Poème: Thrènes III - J.J. RABEARIVELO
Thrènes
III
Pour une petite phtisique
Une poignée de cendres
déposée sur une pierre froide
et qui ne fait même pas vivre une cépée d’herbes ;
une pincée de cendres
qui ne blesse même pas les yeux
quand souffle un vent errant –
et quoi de plus,
ô flamme ardente, ô torche vivante
renversée sous la terre rouge ?
Hier, c’était un feu intérieur qui te consumait
et qui jaillissait de tes yeux
comme de deux sources jumelles
aux alentours incendiés ;
et quiconque croisait ton regard
avait les yeux brûlés aussi,
à moins de se détourner vite
et de te fuir comme une vache furieuse,
toi qui n’avais ni beauté ni grâces,
mais qui attirais comme une belle femme en deuil
ou comme un jeune homme moribond.
Moi, c’étaient les ombres d’autres hommes que je suivais,
que j’interrogeais et écoutais
chaque fois que le soir déroulait sa longueur sur ton front
et faisait croître la nuit dans ta chevelure au parfum de terre –
c’était cette lignée d’hommes divins,
cette dynastie de rois déchus
qu’illustrent des noms de poëtes.
Keats apparaissait le premier comme une lune
émergeant de songes inconnus ;
Keats, qui vint verser le dernier souffle de sa vie
au pays soleilleux de Corrazini et de Gozzano
qui lui forment encore un cortège de chants fraternels.

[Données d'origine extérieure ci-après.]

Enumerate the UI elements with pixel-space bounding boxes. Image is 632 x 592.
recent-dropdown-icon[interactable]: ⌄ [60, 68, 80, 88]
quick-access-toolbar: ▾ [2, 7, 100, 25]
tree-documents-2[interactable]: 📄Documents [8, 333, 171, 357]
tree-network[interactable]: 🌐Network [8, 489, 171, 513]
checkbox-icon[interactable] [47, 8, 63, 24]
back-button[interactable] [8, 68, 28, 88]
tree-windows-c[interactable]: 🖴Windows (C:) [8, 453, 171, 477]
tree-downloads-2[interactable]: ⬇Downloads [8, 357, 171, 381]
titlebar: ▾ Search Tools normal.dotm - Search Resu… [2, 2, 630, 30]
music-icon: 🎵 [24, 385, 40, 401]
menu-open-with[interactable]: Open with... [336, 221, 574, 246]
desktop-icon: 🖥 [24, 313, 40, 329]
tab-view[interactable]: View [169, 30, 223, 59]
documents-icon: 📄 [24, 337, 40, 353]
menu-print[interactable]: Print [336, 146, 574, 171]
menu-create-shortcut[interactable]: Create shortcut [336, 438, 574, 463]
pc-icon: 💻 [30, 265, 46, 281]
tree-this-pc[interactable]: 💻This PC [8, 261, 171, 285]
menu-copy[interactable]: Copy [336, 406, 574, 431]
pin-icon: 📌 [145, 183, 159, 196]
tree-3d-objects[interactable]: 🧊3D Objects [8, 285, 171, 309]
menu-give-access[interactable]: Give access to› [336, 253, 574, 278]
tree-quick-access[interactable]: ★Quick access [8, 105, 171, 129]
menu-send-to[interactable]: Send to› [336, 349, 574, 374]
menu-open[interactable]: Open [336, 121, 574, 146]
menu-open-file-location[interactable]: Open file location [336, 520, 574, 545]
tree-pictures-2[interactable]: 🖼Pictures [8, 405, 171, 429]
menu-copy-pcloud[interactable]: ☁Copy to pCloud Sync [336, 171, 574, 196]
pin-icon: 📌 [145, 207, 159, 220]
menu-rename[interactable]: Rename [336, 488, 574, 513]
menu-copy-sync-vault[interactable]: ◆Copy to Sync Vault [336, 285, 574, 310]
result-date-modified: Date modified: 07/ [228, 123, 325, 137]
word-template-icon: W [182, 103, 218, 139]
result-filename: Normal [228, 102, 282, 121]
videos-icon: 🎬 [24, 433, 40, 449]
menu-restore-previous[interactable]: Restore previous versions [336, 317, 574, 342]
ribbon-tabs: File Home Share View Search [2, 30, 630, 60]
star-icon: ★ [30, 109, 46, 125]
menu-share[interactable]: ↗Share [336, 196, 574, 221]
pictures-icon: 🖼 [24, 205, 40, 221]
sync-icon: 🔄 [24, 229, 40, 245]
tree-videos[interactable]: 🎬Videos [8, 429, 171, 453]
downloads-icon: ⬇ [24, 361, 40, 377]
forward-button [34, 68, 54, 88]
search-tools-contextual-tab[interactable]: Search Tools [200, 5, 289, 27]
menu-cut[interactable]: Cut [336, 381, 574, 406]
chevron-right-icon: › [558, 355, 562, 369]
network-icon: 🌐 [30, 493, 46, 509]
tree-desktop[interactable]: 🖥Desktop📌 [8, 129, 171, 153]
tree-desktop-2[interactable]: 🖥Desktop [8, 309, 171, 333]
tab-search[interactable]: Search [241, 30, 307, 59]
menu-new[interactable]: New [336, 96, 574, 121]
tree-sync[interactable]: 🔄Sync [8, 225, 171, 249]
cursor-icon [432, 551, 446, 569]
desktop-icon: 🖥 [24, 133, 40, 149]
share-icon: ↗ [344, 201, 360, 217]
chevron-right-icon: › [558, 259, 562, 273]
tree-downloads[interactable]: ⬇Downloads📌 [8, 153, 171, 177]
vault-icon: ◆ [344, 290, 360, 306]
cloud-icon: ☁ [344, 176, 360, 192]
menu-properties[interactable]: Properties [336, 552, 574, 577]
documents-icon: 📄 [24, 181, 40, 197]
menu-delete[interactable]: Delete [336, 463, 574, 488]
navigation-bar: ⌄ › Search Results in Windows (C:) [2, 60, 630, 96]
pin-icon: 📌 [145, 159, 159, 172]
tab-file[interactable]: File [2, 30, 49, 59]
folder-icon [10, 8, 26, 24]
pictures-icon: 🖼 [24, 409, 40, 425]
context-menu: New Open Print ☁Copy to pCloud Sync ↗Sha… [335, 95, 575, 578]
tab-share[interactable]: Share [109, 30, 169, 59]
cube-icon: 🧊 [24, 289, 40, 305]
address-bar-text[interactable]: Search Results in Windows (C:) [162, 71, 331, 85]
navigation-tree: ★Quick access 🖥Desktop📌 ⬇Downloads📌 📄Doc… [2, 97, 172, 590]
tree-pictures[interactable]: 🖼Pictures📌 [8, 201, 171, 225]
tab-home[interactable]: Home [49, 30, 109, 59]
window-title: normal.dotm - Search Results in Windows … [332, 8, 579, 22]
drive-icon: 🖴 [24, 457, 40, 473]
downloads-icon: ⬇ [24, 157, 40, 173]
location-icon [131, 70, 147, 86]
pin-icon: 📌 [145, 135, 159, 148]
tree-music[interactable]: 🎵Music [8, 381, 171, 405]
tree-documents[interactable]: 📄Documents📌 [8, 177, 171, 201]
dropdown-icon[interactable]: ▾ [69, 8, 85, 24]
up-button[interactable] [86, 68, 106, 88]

Il y avait une urne grecque
dans ses mains devenues ombres et vent ;
puis je voyais son frère Endymion
qui y buvait l’oubli de la déesse.
Puis voici Chopin
venu des terres glacées
avec sa soif de bonheur
éteinte à la fontaine de la tristesse.
Voici Laforgue
qui se plaint de la vie trop quotidienne
et qui fume de très fines cigarettes
aux nez des dieux pollus,
et ses volutes de fumée parfumée
qui obombrent le fantôme maladif de Samain…
Mais tu n’es plus. Adieu, ô petite phtisique !
Ces ombres immortelles auront déjà couru à ta rencontre,
et je ne les reverrai plus dans tes yeux –
tes yeux qui se sont fondus avec les leurs
et qui ne peuvent plus étinceler qu’au pays de ce Chant
qui ne cesse de résonner en moi,
loin de tes cendres déjà dispersées.